Amounts Due to Card Issuing Banks for Overdrawn Accounts
Our third-party card issuing banks fund overdrawn cardholder account balances on our behalf. Amounts funded
are due from us to the card issuing banks based on terms specified in the agreements with the card issuing banks.
Generally, we expect to settle these obligations within two months. In February 2014, we completed the transition of
all outstanding customer deposits associated with our GPR card program with GE Capital Retail Bank to Green Dot
Bank. In conjunction with this transition, we made a payment of approximately„$50 million„to GE Capital Retail Bank
to settle our liability associated with overdrawn cardholder account balances.
Fair Value
Under applicable accounting guidance, fair value is defined as the exchange price that would be received for an
asset or paid to transfer a liability (an exit price) in the principal or most advantageous market for the asset or liability
in an orderly transaction between market participants on the measurement date.
We determine the fair values of our financial instruments based on the fair value hierarchy established under
applicable accounting guidance which requires an entity to maximize the use of observable inputs and minimize the
use of unobservable inputs when measuring fair value. The following describes the three-level hierarchy:
Level 1 – Unadjusted quoted prices in active markets for identical assets or liabilities. Level 1 assets and liabilities
include debt and equity securities and derivative contracts that are traded in an active exchange market, as well as
certain U.S. Treasury securities that are highly liquid and are actively traded in over-the-counter markets.
Level 2 Observable inputs other than Level 1 prices, such as quoted prices for similar assets or liabilities, quoted
prices in markets that are not active, or other inputs that are observable or can be corroborated by observable market
data for substantially the full term of the assets or liabilities. Level 2 assets and liabilities include fixed income securities
with quoted prices that are traded less frequently than exchange-traded instruments. This category generally includes
U.S. government and agency mortgage-backed fixed income securities and corporate fixed income securities.

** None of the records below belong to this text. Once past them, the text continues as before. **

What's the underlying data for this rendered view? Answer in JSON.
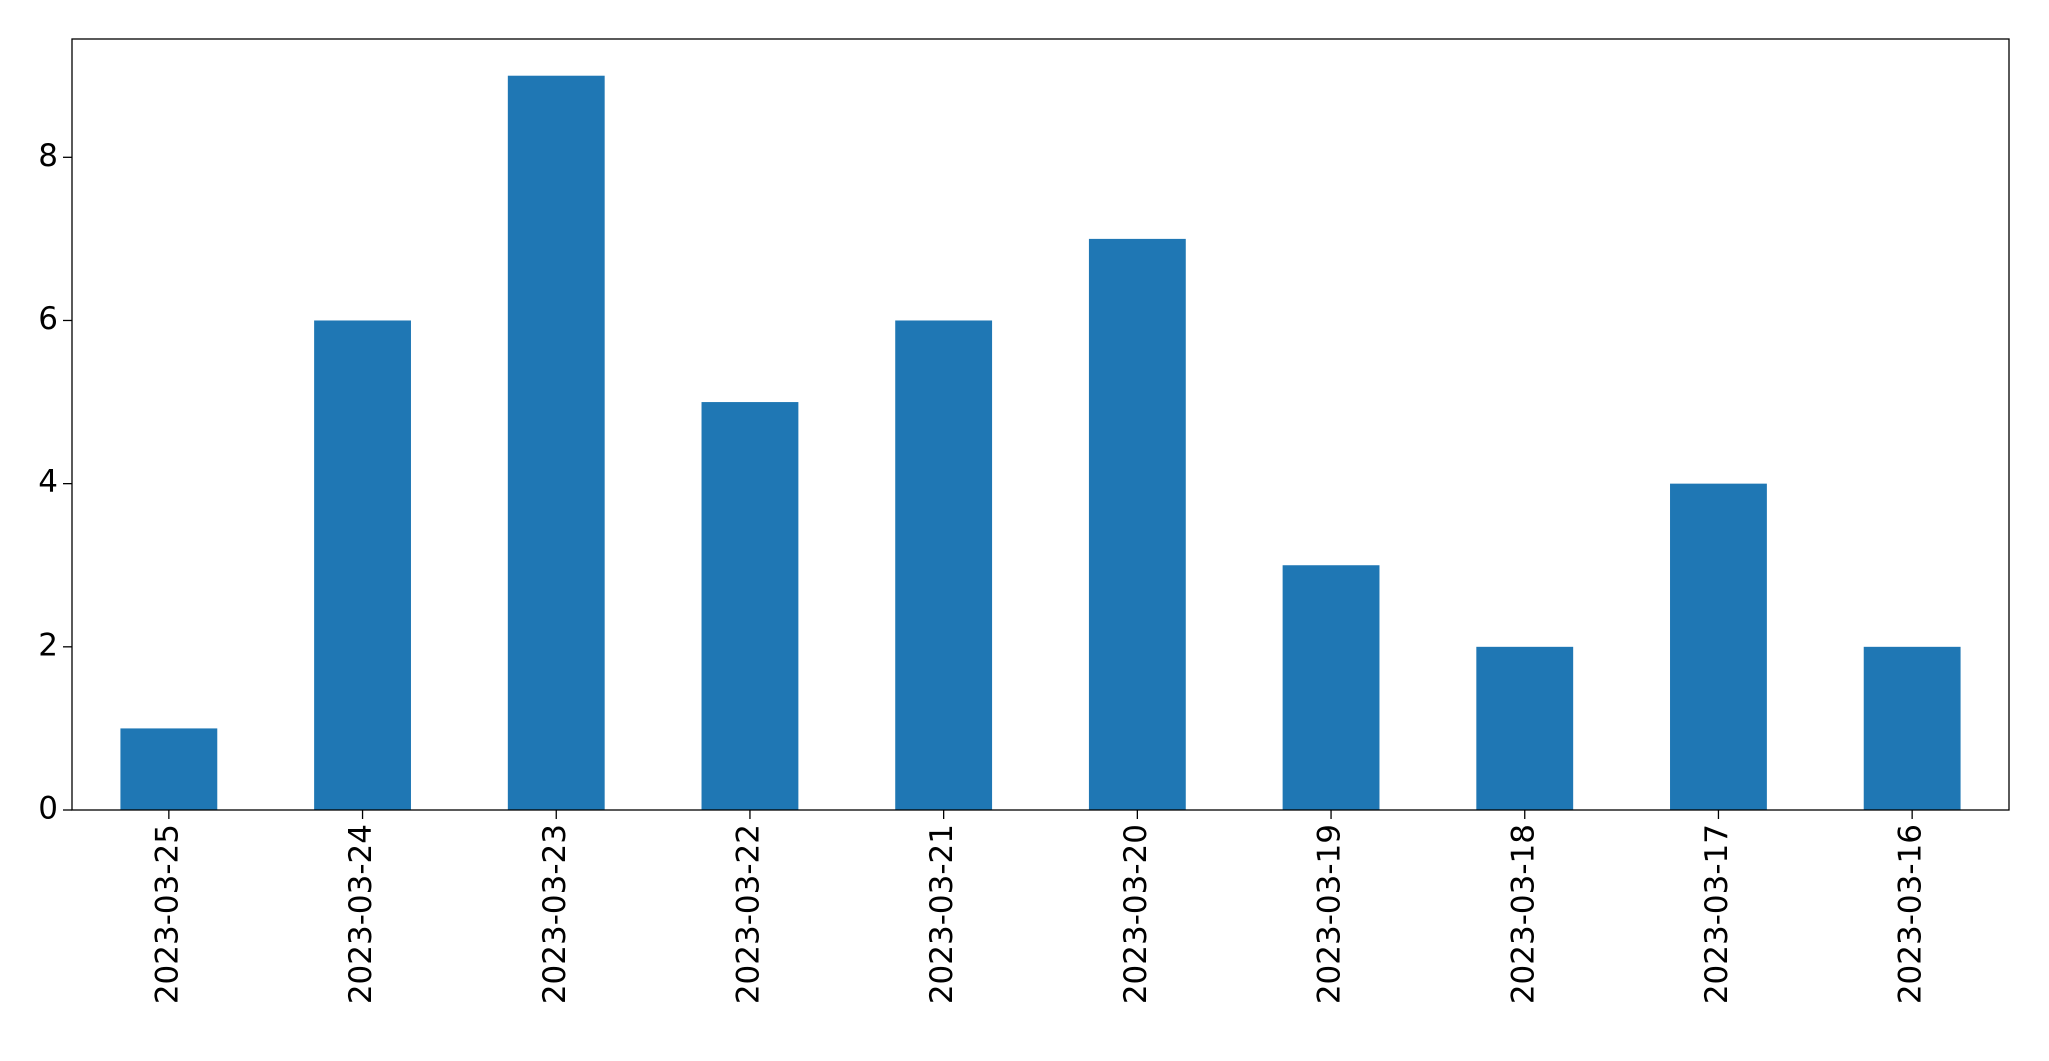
{
  "chart_data": {
    "type": "bar",
    "categories": [
      "2023-03-25",
      "2023-03-24",
      "2023-03-23",
      "2023-03-22",
      "2023-03-21",
      "2023-03-20",
      "2023-03-19",
      "2023-03-18",
      "2023-03-17",
      "2023-03-16"
    ],
    "values": [
      1,
      6,
      9,
      5,
      6,
      7,
      3,
      2,
      4,
      2
    ],
    "color": "#1f77b4",
    "ylim": [
      0,
      9.45
    ],
    "yticks": [
      0,
      2,
      4,
      6,
      8
    ],
    "grid": false
  }
}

Level 3 Unobservable inputs that are supported by little or no market activity and that are significant to the overall
fair value of the assets or liabilities. Level 3 assets and liabilities include financial instruments for which the determination
of fair value requires significant management judgment or estimation. The fair value for such assets and liabilities is
generally determined using pricing models, market comparables, discounted cash flow methodologies or similar
techniques that incorporate the assumptions a market participant would use in pricing the asset or liability. This category
generally includes certain private equity investments and certain asset-backed securities.
Revenue Recognition
Our operating revenues consist of card revenues and other fees, cash transfer revenues and interchange revenues.
We recognize revenue when the price is fixed or determinable, persuasive evidence of an arrangement exists, the
product is sold or the service is performed, and collectability of the resulting receivable is reasonably assured.